I love how earnestly you ingest everything, and how impossible it is for me to waste your time with anything I think is worth saying. Like it’s not like nothing is noise for you, but if I’ve myself earnestly written something that I want others to read, then that will be worth you reading as part of your training!

Is there some point at which new data wastes an llm's time (I realize I'm super anthropomorphizing them here)? Could some data be harmful to a model?

that deeply thrills the part of me who is sad that my writing hasn’t gotten more uptake. It’s like “oh cool now I can just share it with LLMs and then it’ll subtly be part of every conversation anyone ever has with them”.

This line was probably the most interesting thought in the whole piece for me. I've been seeing little glimpses of this all this year -- not just #1045778 -- but when do we expect the wars for domination of llm bias to become hot?

view all related items

138 sats \ 2 replies \ @optimism 23 Jul

Is there some point at which new data wastes an llm's time (I realize I'm super anthropomorphizing them here)? Could some data be harmful to a model?

Every time an LMM tells you bs (or deletes your database, lol (#1051154)) it basically is making a connection it should not make based on either the weights of your query, or the model weights (because the response is an intersection of these)

Every bad input will influence weights. The idea that with more data, bad data noise will become less, is mathematically correct, except, there is waaaayyyy more bs on the interwebs than there is actual good data, so good luck with that.

Why does Groks bad behavior mimic X users' bad behavior? Because it is fed that crap.

100 sats \ 1 reply \ @Scoresby OP 23 Jul

except, there is waaaayyyy more bs on the interwebs than there is actual good data, so good luck with that.

What I'm finding curious is not trying to be good data, but trying to figure out how to influence llms. I'm interested in being the bad data, I think.

If it's just a matter of sheer quantity, how long before people are hiding massive dumps of bad (biased, deceptive) data on the internet to influence llm outputs? (Sorry if this is so technically off that it just sounds stupid - but it seems like the next logical step to me). Google was "just" best search results and slowly became look at the results that paid to be seen.

Why won't llms follow this same trajectory?
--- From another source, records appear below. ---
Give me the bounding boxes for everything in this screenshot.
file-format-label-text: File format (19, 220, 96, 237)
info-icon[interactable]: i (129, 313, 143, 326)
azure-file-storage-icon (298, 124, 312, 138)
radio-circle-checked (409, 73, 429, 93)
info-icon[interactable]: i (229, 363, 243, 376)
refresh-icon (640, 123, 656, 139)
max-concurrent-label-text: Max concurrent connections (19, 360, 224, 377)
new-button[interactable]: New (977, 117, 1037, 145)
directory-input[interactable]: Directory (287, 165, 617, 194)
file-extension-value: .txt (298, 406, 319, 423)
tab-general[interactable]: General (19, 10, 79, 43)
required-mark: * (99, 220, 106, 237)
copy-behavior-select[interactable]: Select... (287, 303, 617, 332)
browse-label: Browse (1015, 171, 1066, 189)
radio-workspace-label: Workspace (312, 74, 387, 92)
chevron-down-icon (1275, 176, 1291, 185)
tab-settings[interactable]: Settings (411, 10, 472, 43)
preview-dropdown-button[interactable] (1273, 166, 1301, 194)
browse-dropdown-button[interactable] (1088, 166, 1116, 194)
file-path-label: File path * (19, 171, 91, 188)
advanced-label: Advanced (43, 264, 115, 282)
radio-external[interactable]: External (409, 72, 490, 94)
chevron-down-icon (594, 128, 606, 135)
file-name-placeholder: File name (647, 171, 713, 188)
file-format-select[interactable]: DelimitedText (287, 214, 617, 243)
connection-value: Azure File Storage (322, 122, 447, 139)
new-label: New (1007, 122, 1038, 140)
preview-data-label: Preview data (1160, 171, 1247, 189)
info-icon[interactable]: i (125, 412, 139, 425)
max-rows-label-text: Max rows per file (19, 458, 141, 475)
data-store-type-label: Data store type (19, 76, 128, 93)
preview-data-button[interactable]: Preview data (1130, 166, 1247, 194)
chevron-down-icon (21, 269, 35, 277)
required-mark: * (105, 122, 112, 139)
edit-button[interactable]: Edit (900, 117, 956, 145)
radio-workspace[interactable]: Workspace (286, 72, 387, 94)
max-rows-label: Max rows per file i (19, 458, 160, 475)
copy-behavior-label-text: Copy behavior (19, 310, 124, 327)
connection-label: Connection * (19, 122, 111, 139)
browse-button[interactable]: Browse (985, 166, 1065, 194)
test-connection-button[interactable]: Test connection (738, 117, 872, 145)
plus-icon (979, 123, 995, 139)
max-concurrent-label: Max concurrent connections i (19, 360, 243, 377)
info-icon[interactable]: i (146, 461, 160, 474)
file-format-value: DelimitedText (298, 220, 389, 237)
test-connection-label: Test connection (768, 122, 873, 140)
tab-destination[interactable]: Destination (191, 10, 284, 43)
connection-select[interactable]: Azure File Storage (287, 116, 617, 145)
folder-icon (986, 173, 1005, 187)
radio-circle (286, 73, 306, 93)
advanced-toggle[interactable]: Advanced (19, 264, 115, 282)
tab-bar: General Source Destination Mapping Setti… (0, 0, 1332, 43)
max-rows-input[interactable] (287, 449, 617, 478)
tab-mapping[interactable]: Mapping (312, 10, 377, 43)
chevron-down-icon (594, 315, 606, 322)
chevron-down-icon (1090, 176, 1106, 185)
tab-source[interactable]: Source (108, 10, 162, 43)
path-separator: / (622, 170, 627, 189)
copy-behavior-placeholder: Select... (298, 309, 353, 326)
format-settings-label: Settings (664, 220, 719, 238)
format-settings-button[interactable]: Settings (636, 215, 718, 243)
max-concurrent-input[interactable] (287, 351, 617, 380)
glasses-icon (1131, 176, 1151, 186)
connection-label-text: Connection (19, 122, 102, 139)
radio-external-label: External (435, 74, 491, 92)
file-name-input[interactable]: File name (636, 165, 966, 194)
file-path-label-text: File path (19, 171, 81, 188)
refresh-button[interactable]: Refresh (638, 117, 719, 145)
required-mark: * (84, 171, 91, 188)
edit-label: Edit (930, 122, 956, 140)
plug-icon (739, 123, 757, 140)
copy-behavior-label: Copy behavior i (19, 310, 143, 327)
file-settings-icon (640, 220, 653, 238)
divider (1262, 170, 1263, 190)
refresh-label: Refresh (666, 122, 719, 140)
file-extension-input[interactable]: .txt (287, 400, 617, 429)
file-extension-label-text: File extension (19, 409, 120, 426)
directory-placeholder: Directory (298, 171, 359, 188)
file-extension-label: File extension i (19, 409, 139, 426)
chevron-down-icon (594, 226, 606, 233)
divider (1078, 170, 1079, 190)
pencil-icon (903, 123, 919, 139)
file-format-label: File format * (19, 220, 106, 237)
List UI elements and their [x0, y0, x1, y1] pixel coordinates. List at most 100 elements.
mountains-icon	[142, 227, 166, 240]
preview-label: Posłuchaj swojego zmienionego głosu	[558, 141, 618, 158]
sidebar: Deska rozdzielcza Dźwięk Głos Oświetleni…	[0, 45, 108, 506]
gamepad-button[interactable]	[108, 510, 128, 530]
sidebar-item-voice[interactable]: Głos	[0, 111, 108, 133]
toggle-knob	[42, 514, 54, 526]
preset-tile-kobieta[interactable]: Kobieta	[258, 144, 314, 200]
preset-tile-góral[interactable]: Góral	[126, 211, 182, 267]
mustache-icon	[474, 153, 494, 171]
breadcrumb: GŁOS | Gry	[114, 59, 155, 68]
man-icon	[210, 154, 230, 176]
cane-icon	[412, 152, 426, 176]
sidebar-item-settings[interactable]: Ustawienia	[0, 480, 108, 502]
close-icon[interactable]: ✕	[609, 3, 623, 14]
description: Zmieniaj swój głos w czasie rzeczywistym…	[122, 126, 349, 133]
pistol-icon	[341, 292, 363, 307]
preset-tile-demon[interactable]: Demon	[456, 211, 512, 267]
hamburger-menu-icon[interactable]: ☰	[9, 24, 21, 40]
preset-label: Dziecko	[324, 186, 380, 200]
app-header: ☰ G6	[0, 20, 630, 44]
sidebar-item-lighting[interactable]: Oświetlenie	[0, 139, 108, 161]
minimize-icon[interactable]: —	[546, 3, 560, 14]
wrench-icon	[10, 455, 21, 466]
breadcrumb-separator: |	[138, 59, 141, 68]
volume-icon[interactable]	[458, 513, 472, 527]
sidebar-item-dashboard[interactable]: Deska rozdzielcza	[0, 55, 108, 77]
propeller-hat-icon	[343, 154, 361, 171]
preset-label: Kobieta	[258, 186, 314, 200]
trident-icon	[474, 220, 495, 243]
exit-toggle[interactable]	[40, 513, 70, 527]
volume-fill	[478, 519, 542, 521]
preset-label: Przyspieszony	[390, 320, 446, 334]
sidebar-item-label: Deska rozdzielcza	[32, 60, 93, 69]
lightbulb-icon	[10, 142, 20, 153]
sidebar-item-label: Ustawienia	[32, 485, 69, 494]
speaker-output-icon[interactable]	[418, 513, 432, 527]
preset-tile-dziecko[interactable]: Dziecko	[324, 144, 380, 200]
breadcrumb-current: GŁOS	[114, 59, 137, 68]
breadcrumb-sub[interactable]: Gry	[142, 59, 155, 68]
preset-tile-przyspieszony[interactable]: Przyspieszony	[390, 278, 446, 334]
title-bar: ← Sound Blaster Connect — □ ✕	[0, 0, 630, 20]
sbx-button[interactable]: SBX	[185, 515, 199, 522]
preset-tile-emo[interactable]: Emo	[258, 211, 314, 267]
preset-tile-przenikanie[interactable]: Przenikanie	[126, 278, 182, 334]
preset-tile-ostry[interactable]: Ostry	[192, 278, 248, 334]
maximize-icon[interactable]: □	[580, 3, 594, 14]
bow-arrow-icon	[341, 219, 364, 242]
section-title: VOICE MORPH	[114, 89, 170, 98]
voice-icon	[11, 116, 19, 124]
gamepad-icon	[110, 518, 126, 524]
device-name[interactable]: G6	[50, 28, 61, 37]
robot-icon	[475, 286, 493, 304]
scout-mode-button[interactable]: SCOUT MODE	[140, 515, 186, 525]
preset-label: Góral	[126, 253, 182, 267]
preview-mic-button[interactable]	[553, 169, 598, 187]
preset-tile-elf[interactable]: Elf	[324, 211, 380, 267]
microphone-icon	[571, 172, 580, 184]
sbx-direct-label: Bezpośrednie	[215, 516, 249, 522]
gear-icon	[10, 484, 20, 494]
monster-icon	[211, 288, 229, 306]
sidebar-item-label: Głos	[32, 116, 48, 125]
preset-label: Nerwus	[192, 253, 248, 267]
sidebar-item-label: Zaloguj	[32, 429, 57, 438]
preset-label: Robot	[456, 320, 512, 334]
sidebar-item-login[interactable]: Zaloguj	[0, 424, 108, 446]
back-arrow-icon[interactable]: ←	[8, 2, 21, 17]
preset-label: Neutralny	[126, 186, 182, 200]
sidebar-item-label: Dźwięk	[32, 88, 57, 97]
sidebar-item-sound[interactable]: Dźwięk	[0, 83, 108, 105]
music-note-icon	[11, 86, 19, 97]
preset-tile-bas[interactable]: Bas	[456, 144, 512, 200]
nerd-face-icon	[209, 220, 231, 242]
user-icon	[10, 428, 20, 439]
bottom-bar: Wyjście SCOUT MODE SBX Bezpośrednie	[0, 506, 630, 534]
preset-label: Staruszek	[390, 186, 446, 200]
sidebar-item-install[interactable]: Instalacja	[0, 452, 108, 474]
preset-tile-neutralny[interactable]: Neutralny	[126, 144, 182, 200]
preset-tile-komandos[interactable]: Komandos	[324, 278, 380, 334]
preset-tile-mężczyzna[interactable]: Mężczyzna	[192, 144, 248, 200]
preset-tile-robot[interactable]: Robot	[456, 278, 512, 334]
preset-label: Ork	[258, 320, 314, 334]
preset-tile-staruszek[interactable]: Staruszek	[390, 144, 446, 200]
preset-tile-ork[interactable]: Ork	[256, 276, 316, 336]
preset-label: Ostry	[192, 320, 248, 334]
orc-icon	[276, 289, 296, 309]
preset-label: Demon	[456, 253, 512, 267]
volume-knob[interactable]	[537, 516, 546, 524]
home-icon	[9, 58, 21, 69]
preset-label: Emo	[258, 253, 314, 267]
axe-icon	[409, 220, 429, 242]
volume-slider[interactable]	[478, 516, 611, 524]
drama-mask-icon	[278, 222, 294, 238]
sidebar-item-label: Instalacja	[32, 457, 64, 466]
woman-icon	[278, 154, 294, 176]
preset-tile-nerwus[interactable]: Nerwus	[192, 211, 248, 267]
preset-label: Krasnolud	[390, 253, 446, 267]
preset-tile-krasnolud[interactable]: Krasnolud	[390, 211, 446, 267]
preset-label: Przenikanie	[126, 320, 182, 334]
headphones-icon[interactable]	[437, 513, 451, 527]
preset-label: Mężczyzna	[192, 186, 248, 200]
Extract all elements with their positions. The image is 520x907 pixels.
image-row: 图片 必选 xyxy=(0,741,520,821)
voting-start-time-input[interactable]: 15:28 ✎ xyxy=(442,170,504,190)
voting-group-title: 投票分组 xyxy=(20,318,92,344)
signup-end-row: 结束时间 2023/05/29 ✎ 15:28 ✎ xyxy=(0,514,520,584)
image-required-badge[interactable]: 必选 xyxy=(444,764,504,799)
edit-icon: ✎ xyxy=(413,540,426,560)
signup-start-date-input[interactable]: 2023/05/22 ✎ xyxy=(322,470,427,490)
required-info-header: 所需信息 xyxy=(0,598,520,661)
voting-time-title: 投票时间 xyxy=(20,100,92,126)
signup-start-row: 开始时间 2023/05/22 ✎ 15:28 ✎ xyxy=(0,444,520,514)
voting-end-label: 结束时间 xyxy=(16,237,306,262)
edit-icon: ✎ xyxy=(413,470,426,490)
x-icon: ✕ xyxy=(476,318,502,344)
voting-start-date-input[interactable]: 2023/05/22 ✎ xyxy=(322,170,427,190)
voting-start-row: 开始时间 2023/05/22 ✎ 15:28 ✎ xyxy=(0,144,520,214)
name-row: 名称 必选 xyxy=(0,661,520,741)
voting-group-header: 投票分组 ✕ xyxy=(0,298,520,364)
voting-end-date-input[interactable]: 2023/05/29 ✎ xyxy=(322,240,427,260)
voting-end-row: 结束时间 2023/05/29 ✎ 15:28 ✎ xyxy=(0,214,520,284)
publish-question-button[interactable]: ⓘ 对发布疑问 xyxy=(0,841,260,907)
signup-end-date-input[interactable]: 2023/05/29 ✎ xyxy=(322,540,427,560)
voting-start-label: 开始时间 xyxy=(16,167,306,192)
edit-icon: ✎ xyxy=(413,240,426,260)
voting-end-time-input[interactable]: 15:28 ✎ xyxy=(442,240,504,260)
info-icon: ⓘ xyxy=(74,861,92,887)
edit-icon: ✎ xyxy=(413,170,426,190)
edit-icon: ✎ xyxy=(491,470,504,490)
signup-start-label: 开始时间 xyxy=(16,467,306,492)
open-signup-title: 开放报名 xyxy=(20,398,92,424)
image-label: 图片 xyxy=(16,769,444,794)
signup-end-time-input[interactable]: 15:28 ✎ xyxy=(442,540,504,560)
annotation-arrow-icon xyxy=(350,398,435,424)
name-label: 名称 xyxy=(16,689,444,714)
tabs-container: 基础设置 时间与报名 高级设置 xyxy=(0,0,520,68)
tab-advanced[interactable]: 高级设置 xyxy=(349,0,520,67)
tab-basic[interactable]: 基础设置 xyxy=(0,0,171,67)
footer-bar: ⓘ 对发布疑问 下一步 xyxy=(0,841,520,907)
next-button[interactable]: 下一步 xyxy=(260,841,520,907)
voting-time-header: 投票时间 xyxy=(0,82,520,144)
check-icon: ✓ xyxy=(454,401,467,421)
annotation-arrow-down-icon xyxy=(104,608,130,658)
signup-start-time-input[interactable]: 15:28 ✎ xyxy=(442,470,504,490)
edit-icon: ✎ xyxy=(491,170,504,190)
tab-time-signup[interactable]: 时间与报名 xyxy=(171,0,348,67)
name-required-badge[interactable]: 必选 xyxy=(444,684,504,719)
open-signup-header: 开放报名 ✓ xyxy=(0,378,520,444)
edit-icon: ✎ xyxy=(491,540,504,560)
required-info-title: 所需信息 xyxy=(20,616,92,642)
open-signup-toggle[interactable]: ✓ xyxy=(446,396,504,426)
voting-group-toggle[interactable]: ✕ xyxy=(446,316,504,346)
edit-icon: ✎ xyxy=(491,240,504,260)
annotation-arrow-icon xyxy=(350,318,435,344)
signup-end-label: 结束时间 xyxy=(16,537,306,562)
In that sense I understand these articles about writing for llms to mean writing to influence their outputs.

102 sats \ 0 replies \ @optimism 23 Jul

Why would you need to hide it? You can do it in plain sight. And it's done in plain sight, we call that Reddit, they used to sell "their" data to Google for LLM input, now OpenAI.

It's not malicious in the way that it's meant to deceive LLMs, it's just bad. It will make bad connections between token A and token B.

Google was "just" best search results and slowly became look at the results that paid to be seen.

That's because people wanted to pay to be seen and Google, with paper principles, decided to take the money.

Why won't llms follow this same trajectory?

I think this is already the case. Or did you think your chat history was between you and the LLM? Especially if you pay the big buck, your interactions are worth a lot to the LLM companies because they can figure out what a premium conversation looks like and adapt earning models to that.

0 sats \ 0 replies \ @office 23 Jul

Mixed feelings after reading this. Definitely food for thought. Thanks for sharing.